Backers of the bank claim that it supports U.S. jobs. In reality, it’s a favor factory for politically well-connected corporations trolling for handouts.
Indeed, the bank is a poster child for special interest favoritism.
Nearly two-thirds of total assistance Ex-Im provided in 2013 went to just 10 international conglomerates — including General Electric, Caterpillar, and especially Boeing. The aviation company reaped more than 30 percent of the benefits on its own.
And a look at the largest buyers of subsidized exports from the last few years shows a list of highly capitalized and highly profitable foreign companies. They certainly don’t need U.S. taxpayer subsidies to buy American products.
Ex-Im’s financial commitments are backed by the Treasury’s full faith and credit. In the case of default, it’s taxpayers who are on the hook. Currently Ex-Im has more than $140 billion in liabilities.
Unfortunately, the bank has a poor track record, losing more than $5 billion in the 1980s alone — back when billions meant something. Since then, both the Government Accountability Office and the Inspector General have repeatedly criticized the agency for shoddy management, bad accounting, and faulty risk analysis.
Now, using realistic accounting measures, the Congressional Budget Office estimates that it could inflict at least $2 billion in losses to taxpayers. Even that’s assuming the next 10 years are free of major shocks to the world economy — especially in the airlines or oil and gas development sectors, where the bank has the most exposure.
There’s practically no gain for taxpayers. Using the bank’s own numbers, which have been roundly criticized, projects Ex-Im backed in 2013 accounted for a mere 2 percent of U.S. exports and even less of export-dependent jobs.
Those modest figures don’t take into account the jobs the bank kills when private capital follows government subsidies to less efficient companies, or when jobs are cut by unsubsidized competitors who lose sales or must pay more to get loans.

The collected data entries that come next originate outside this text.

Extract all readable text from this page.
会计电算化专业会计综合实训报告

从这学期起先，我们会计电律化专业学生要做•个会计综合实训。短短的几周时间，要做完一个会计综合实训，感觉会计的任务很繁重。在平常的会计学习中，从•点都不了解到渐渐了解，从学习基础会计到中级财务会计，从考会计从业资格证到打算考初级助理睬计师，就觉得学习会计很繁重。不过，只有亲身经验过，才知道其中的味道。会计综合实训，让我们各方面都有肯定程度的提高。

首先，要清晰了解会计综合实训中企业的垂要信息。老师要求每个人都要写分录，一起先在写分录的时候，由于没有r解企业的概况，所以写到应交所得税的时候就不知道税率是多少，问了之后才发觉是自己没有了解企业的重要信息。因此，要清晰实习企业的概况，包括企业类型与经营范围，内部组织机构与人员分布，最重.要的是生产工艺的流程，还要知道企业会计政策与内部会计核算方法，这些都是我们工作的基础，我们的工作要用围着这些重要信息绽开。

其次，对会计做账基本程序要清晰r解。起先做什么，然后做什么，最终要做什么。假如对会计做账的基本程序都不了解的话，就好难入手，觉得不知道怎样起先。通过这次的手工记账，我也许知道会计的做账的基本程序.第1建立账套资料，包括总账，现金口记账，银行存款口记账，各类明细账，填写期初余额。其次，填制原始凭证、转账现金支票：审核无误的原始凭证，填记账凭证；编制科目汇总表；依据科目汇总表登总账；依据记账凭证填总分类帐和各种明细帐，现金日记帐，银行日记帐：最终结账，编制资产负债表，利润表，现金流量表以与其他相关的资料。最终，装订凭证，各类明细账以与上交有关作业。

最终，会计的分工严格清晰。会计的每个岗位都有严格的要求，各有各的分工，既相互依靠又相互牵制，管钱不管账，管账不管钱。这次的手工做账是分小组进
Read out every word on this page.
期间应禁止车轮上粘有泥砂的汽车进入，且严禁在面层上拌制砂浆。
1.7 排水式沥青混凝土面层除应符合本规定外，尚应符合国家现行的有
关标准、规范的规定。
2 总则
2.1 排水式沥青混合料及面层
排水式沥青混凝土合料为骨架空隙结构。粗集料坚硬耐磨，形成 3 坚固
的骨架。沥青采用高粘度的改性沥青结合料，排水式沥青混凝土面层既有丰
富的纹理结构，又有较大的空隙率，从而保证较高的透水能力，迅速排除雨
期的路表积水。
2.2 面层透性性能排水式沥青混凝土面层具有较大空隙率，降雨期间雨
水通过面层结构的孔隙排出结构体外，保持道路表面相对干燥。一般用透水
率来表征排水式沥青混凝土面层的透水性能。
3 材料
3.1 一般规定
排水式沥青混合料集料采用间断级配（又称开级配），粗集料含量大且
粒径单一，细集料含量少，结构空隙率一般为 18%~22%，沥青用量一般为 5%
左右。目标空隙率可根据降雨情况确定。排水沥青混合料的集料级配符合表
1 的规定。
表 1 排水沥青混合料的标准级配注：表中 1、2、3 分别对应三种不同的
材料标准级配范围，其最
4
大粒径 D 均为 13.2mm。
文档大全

Recent estimates put the tab for these hidden downstream costs at nearly $3 billion a year.
Much like Fannie Mae and Freddie Mac, the Federal Crop Insurance Program, and the Department of Energy’s Title XVII loan guarantees — which gave us Solyndra and put taxpayers on the hook for a $6 billion faulty nuclear project — the “Bank of Boeing” is a Washington scheme where politically well-connected companies get a sweet deal while taxpayers foot the bill. It privatizes profits and socializes risks.
The bank’s authorization is set to expire on June 30, and big exporters are lobbying hard to get Congress to reauthorize it. Instead, lawmakers should give taxpayers some relief — and let this Depression-era dinosaur expire.